DANIEL LIMA - 07/07/2025

O melhor desta série que o Diário do Grande ABC possibilita a este jornalista o exercício de  debate virtual tem o seguinte significado: o ex-prefeito de Santo André está confessando publicamente (e vou insistir nessa observação porque a cada capítulo o conceito é reiterado pelo autor) tudo ou quase tudo que poderia ter sido e não foi durante oito anos de dois mandatos.

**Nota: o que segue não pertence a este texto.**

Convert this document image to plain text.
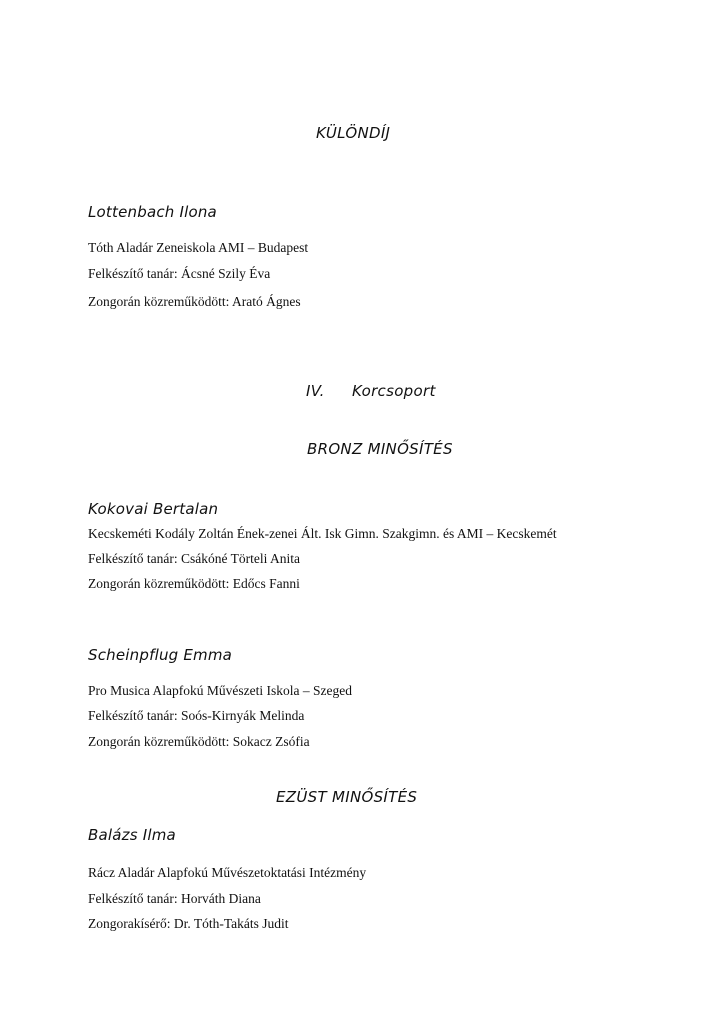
KÜLÖNDÍJ
Lottenbach Ilona
Tóth Aladár Zeneiskola AMI – Budapest
Felkészítő tanár: Ácsné Szily Éva
Zongorán közreműködött: Arató Ágnes
IV. Korcsoport
BRONZ MINŐSÍTÉS
Kokovai Bertalan
Kecskeméti Kodály Zoltán Ének-zenei Ált. Isk Gimn. Szakgimn. és AMI – Kecskemét
Felkészítő tanár: Csákóné Törteli Anita
Zongorán közreműködött: Edőcs Fanni
Scheinpflug Emma
Pro Musica Alapfokú Művészeti Iskola – Szeged
Felkészítő tanár: Soós-Kirnyák Melinda
Zongorán közreműködött: Sokacz Zsófia
EZÜST MINŐSÍTÉS
Balázs Ilma
Rácz Aladár Alapfokú Művészetoktatási Intézmény
Felkészítő tanár: Horváth Diana
Zongorakísérő: Dr. Tóth-Takáts Judit
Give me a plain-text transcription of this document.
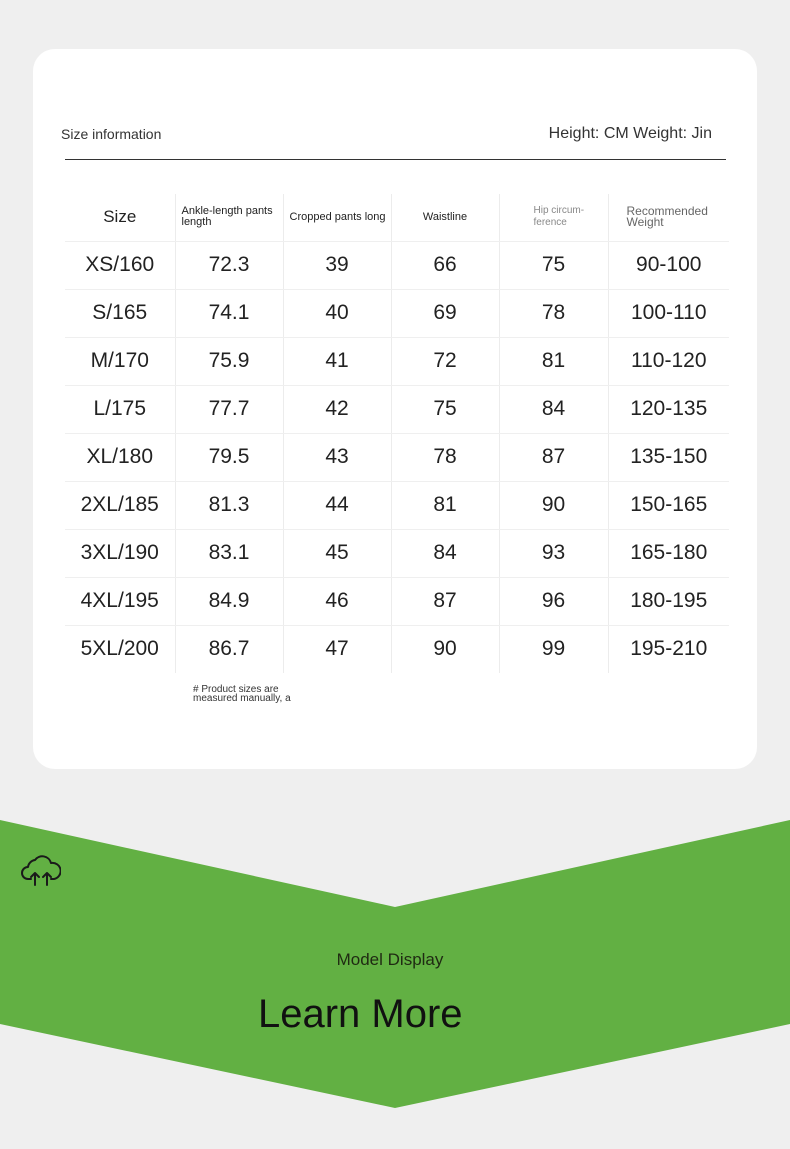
Size information	Height: CM Weight: Jin
Size	Ankle-length pants length	Cropped pants long	Waistline	Hip circum-ference	Recommended Weight
XS/160	72.3	39	66	75	90-100
S/165	74.1	40	69	78	100-110
M/170	75.9	41	72	81	110-120
L/175	77.7	42	75	84	120-135
XL/180	79.5	43	78	87	135-150
2XL/185	81.3	44	81	90	150-165
3XL/190	83.1	45	84	93	165-180
4XL/195	84.9	46	87	96	180-195
5XL/200	86.7	47	90	99	195-210
# Product sizes are measured manually, a
Model Display
Learn More
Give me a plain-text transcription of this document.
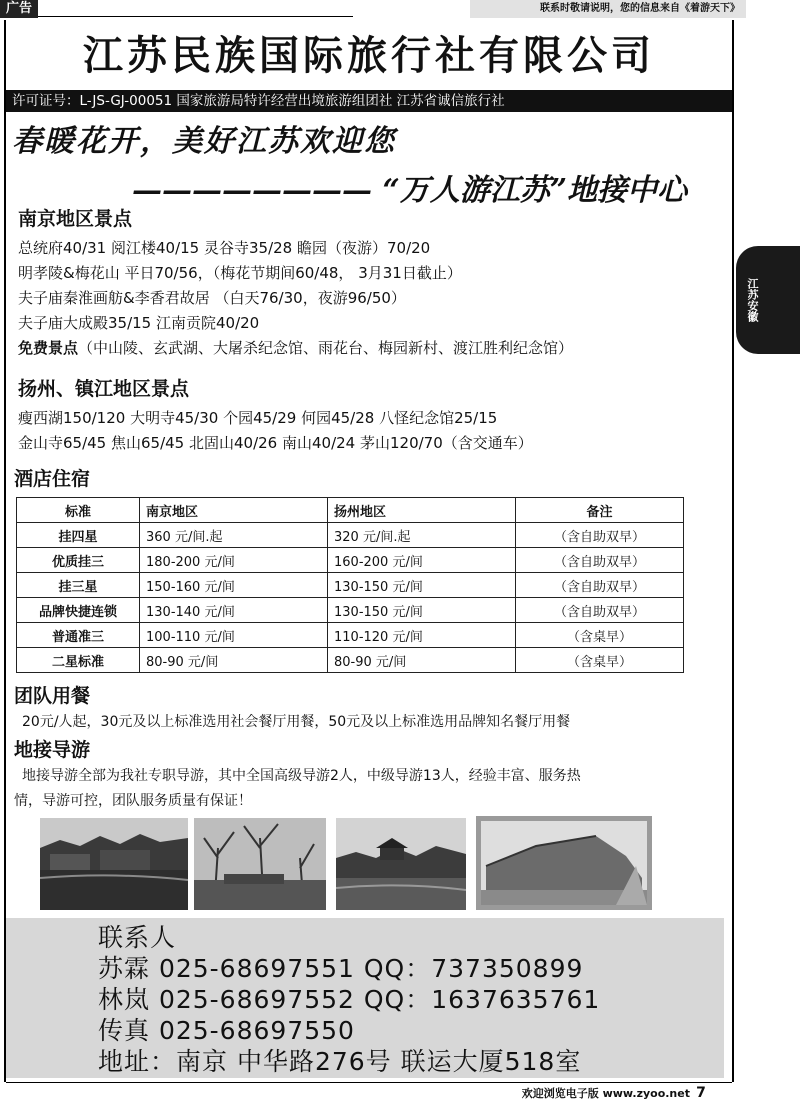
广告	联系时敬请说明，您的信息来自《着游天下》
江苏民族国际旅行社有限公司
许可证号：L-JS-GJ-00051 国家旅游局特许经营出境旅游组团社 江苏省诚信旅行社
春暖花开，美好江苏欢迎您
———————— “万人游江苏”地接中心
江苏安徽
南京地区景点
总统府40/31 阅江楼40/15 灵谷寺35/28 瞻园（夜游）70/20
明孝陵&梅花山 平日70/56，（梅花节期间60/48， 3月31日截止）
夫子庙秦淮画舫&李香君故居 （白天76/30，夜游96/50）
夫子庙大成殿35/15 江南贡院40/20
免费景点（中山陵、玄武湖、大屠杀纪念馆、雨花台、梅园新村、渡江胜利纪念馆）
扬州、镇江地区景点
瘦西湖150/120 大明寺45/30 个园45/29 何园45/28 八怪纪念馆25/15
金山寺65/45 焦山65/45 北固山40/26 南山40/24 茅山120/70（含交通车）
酒店住宿
标准	南京地区	扬州地区	备注
挂四星	360 元/间.起	320 元/间.起	（含自助双早）
优质挂三	180-200 元/间	160-200 元/间	（含自助双早）
挂三星	150-160 元/间	130-150 元/间	（含自助双早）
品牌快捷连锁	130-140 元/间	130-150 元/间	（含自助双早）
普通准三	100-110 元/间	110-120 元/间	（含桌早）
二星标准	80-90 元/间	80-90 元/间	（含桌早）
团队用餐
20元/人起，30元及以上标准选用社会餐厅用餐，50元及以上标准选用品牌知名餐厅用餐
地接导游
地接导游全部为我社专职导游，其中全国高级导游2人，中级导游13人，经验丰富、服务热
情，导游可控，团队服务质量有保证！
联系人
苏霖 025-68697551 QQ：737350899
林岚 025-68697552 QQ：1637635761
传真 025-68697550
地址：南京 中华路276号 联运大厦518室
欢迎浏览电子版 www.zyoo.net 7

O principal ativo-passivo do colunista temporal Paulinho Serra está nessa contradição. O que Paulinho Serra escreveu na edição de domingo é a negação de práticas no relacionamento domesticado que os vereadores dedicaram durante todo o tempo ao Executivo comandado por ele. É praxe no País a relação promíscua entre Legislativo e Executivo.

Talvez seja isso exatamente o que Paulinho Serra pretenda ver reproduzido pelos congressistas em Brasília para alcançar o estágio de dominação completa dos legisladores nacionais. Seria o contraponto ao estágio de polarização envolvendo direitistas-direitistas e direitistas-centristas ante esquerdistas do governo Lula da Silva.

Seguem os comentários de Paulinho Serra e os contrapontos deste jornalista. O leitor que tire as conclusões que bem entender. Com polarização interpretativa ou não.

A liberdade de expressão é um santo remédio que escrutina virtudes e deficiências. É uma questão de tempo para se chegar ao desarmamento ideológico em forma de racionalidade – ou ao aprofundamento de patetices.  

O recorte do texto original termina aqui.